The Washington Post

D.C. power players appear in new video portrait — but is it art?

Artist Lincoln Schatz, far left, debuts his video portrait "The Network." (John Harrington)

We speak of “The Network,” a video portrait of local power players that debuted Tuesday morning at the National Portrait Gallery. Chicago artist Lincoln Schatz sat down with 89 VIP subjects — Nancy Pelosi, Eric Cantor, Grover Norquist, Bob Barnett, Tommy Boggs, Bob Bennett, Vernon Jordan, Steve Case and Francis Collins among others — then mashed all the videos together for one continuous gabfest.
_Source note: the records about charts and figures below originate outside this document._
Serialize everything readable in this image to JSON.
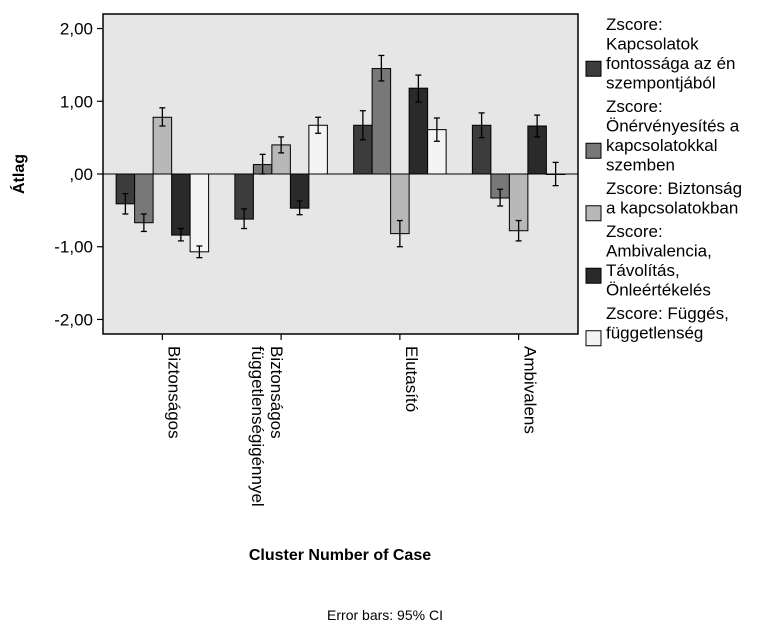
{
  "chart_data": {
    "type": "bar",
    "xlabel": "Cluster Number of Case",
    "ylabel": "Átlag",
    "ylim": [
      -2.2,
      2.2
    ],
    "yticks": [
      2,
      1,
      0,
      -1,
      -2
    ],
    "ytick_labels": [
      "2,00",
      "1,00",
      ",00",
      "-1,00",
      "-2,00"
    ],
    "grid": false,
    "legend_position": "right",
    "background_color": "#e6e6e6",
    "categories": [
      "Biztonságos",
      "Biztonságos függetlenségigénnyel",
      "Elutasító",
      "Ambivalens"
    ],
    "category_lines": [
      [
        "Biztonságos"
      ],
      [
        "Biztonságos",
        "függetlenségigénnyel"
      ],
      [
        "Elutasító"
      ],
      [
        "Ambivalens"
      ]
    ],
    "series": [
      {
        "name": "Zscore: Kapcsolatok fontossága az én szempontjából",
        "legend_lines": [
          "Zscore:",
          "Kapcsolatok",
          "fontossága az én",
          "szempontjából"
        ],
        "color": "#3c3c3c",
        "values": [
          -0.41,
          -0.62,
          0.67,
          0.67
        ],
        "ci_low": [
          -0.55,
          -0.75,
          0.47,
          0.5
        ],
        "ci_high": [
          -0.27,
          -0.48,
          0.87,
          0.84
        ]
      },
      {
        "name": "Zscore: Önérvényesítés a kapcsolatokkal szemben",
        "legend_lines": [
          "Zscore:",
          "Önérvényesítés a",
          "kapcsolatokkal",
          "szemben"
        ],
        "color": "#787878",
        "values": [
          -0.67,
          0.13,
          1.45,
          -0.33
        ],
        "ci_low": [
          -0.79,
          0.0,
          1.28,
          -0.44
        ],
        "ci_high": [
          -0.55,
          0.27,
          1.63,
          -0.21
        ]
      },
      {
        "name": "Zscore: Biztonság a kapcsolatokban",
        "legend_lines": [
          "Zscore:  Biztonság",
          "a kapcsolatokban"
        ],
        "color": "#b8b8b8",
        "values": [
          0.78,
          0.4,
          -0.82,
          -0.78
        ],
        "ci_low": [
          0.66,
          0.29,
          -1.0,
          -0.92
        ],
        "ci_high": [
          0.91,
          0.51,
          -0.64,
          -0.64
        ]
      },
      {
        "name": "Zscore: Ambivalencia, Távolítás, Önleértékelés",
        "legend_lines": [
          "Zscore:",
          "Ambivalencia,",
          "Távolítás,",
          "Önleértékelés"
        ],
        "color": "#2a2a2a",
        "values": [
          -0.84,
          -0.47,
          1.18,
          0.66
        ],
        "ci_low": [
          -0.92,
          -0.56,
          0.99,
          0.51
        ],
        "ci_high": [
          -0.75,
          -0.37,
          1.36,
          0.81
        ]
      },
      {
        "name": "Zscore: Függés, függetlenség",
        "legend_lines": [
          "Zscore:  Függés,",
          "függetlenség"
        ],
        "color": "#f4f4f4",
        "values": [
          -1.07,
          0.67,
          0.61,
          0.0
        ],
        "ci_low": [
          -1.15,
          0.56,
          0.45,
          -0.16
        ],
        "ci_high": [
          -0.99,
          0.78,
          0.77,
          0.16
        ]
      }
    ]
  },
  "footnote": "Error bars: 95% CI"
}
You’ll watch, say, Barney Frank talk about New Jersey politics, then the video abruptly switches to Hilda Solis reminiscing about her father. Kind of like flipping through TV channels on Sunday morning, minus the PJs and remote. But the madness has a method — Schatz said the video is embedded with keywords that prompt the jumps from speaker to speaker to create “a portrait of leadership in the United States.”

Tommy Boggs and Bob Bennett, two of the 89 subjects featured in "The Network," at the opening Tuesday at the National Portrait Gallery. (Photo courtesy of John Harrington)

Schatz told us he was inspired by the Corcoran’s 2008 show “Portraits of Power” but wanted to add high tech to the VIP mix. Any interview stand out?

Karl Rove,” he said. “Absolutely! Karl illustrates why I did this project. In the media, he’s villainized or glorified; he’s highly polarizing. My conversation with Karl was a deeply engrossing, warm, personal exchange about his life and 9/11.”

The video doesn’t identify speakers by name; the artist said it’s because he doesn’t want viewers to project their particular biases about these people onto the work.

But they’ll probably figure it out. Norquist told us he talked on video about “the Taxpayer Protection Pledge, why limited government is important, how one does political organizing in the center-right.”

Why did he sign on? “It’s art. I haven’t participated in art since 4th grade.”

And, frankly, this counts as Washington’s idea of a good time. As Bennett put it, “Whenever you’re asked to talk about yourself, you can’t be too upset about it.”